The CDC’s Shimabukuro responded, “You’re correct, in the Vaccines Safety Datalink analysis our outcomes are prespecified.” However, he added, there are “other systems to monitor outcomes beyond the rapid-cycle analysis outcomes,” such as the Vaccine Adverse Events Reporting System (VAERS).
He continued:
“We take vaccine safety very seriously. With respect to reports of people experiencing debilitating illnesses. We are aware of these reports of long-lasting health problems following COVID vaccination.
“In some cases the clinical presentation of people suffering these health problems is variable and no specific medical cause for the symptoms have been found. We understand that illness is disruptive and stressful, especially under those circumstances.
“We acknowledge these health problems have substantially impacted the quality of life for people and have also affected those around them, and we hope for improvement and recovery, and we will continue to monitor the safety of these vaccines and work with our partners to better understand these types of adverse events.”
Vaccine-injured speak out during public comment session
Several vaccine-injured people shared their personal experiences and made pleas to the advisory council to halt the vaccine rollout during the public comment session.
Only 2 of 16 commentators said they supported the FDA’s proposal.
Nurses, physicians and others shared their vaccine injury struggles. They spoke of strokes, tinnitus, gastrointestinal disorders, tachycardia, neuropathies, blood clots, transverse myelitis, loss of function of limbs and hands, POTS, severe systemic pain, and numerous other injuries associated with COVID-19 vaccines.
They expressed outrage at the lack of response by regulatory agencies and frustration that “the government doesn’t compensate for vaccine damages or fund studies to treat them,” as Justin Prince commented.
A vaccine-injured ER nurse collaborated with Josh Guetzkow, Ph.D., on a presentation showing the extensive injury signals identified but ignored by the FDA and CDC, and unaddressed in any of the discussions.
The presentation included a wide range of safety signals, including a number of cardiovascular, thrombosis, neurological, menstrual hemorrhagic signals and pediatric signals and deaths.
Dustin Bryce, with the Interest of Justice nonprofit, argued the FDA has no choice but to revoke the Emergency Use Authorization and stop the experimental shots today.
He pointed out that the FDA asked for 75 years to hide trial data which showed 1,223 confidential and proprietary deaths in the first three months.
Bryce said:
“The whole thing is not allowed under the WHO [World Health Organization] ethical framework which guides FDA. On a strictly exceptional basis, it may be ethically permissible to use an unproven treatment outside of clinical trials but only if the monitored emergency use meets the rigorous ethical criteria spelled out by the WHO — which the COVID-19 regimen does not.

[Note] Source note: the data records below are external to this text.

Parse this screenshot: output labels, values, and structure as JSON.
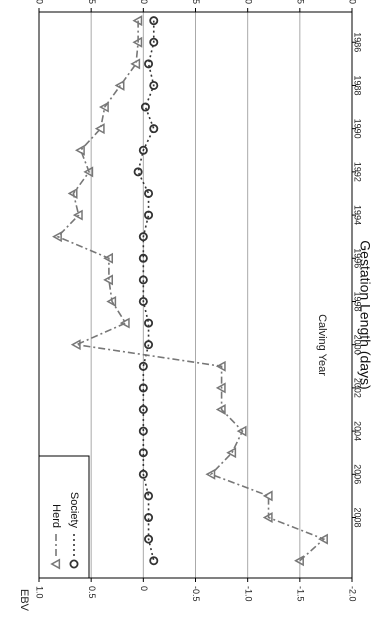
{
  "chart_data": {
    "type": "line",
    "title": "Gestation Length (days)",
    "xlabel": "Calving Year",
    "ylabel": "EBV",
    "orientation": "rotated-90-clockwise",
    "xlim": [
      1984.6,
      2010.8
    ],
    "ylim": [
      -2.0,
      1.0
    ],
    "x_ticks": [
      1986,
      1988,
      1990,
      1992,
      1994,
      1996,
      1998,
      2000,
      2002,
      2004,
      2006,
      2008
    ],
    "y_ticks": [
      1.0,
      0.5,
      0.0,
      -0.5,
      -1.0,
      -1.5,
      -2.0
    ],
    "y_tick_labels": [
      "1.0",
      "0.5",
      "0",
      "-0.5",
      "-1.0",
      "-1.5",
      "-2.0"
    ],
    "grid": "horizontal at 0.5, 0, -0.5, -1.0, -1.5",
    "legend_position": "bottom-left",
    "series": [
      {
        "name": "Society",
        "marker": "circle",
        "line_style": "dotted",
        "color": "#333333",
        "x": [
          1985,
          1986,
          1987,
          1988,
          1989,
          1990,
          1991,
          1992,
          1993,
          1994,
          1995,
          1996,
          1997,
          1998,
          1999,
          2000,
          2001,
          2002,
          2003,
          2004,
          2005,
          2006,
          2007,
          2008,
          2009,
          2010
        ],
        "values": [
          -0.1,
          -0.1,
          -0.05,
          -0.1,
          -0.02,
          -0.1,
          0.0,
          0.05,
          -0.05,
          -0.05,
          0.0,
          0.0,
          0.0,
          0.0,
          -0.05,
          -0.05,
          0.0,
          0.0,
          0.0,
          0.0,
          0.0,
          0.0,
          -0.05,
          -0.05,
          -0.05,
          -0.1
        ]
      },
      {
        "name": "Herd",
        "marker": "triangle",
        "line_style": "dash-dot",
        "color": "#777777",
        "x": [
          1985,
          1986,
          1987,
          1988,
          1989,
          1990,
          1991,
          1992,
          1993,
          1994,
          1995,
          1996,
          1997,
          1998,
          1999,
          2000,
          2001,
          2002,
          2003,
          2004,
          2005,
          2006,
          2007,
          2008,
          2009,
          2010
        ],
        "values": [
          0.05,
          0.05,
          0.07,
          0.22,
          0.37,
          0.41,
          0.6,
          0.52,
          0.67,
          0.62,
          0.82,
          0.33,
          0.33,
          0.3,
          0.17,
          0.64,
          -0.75,
          -0.75,
          -0.75,
          -0.95,
          -0.85,
          -0.65,
          -1.2,
          -1.2,
          -1.73,
          -1.5
        ]
      }
    ]
  }
}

“The FDA is not considering community engagement with experts who dissent.”
He said the FDA’s failure to inform the public about the scientific community’s uncertainty about the risk-benefit analysis threatens the validity of informed consent.
“Community engagement is essential to establish and maintain trust and preserve the social order,” he concluded.
The advisory panel, in their subsequent discussions, largely ignored concerns raised during the public comment session, with the exception of Gans’ question about adverse events not captured in the Vaccine Safety Datalink analysis.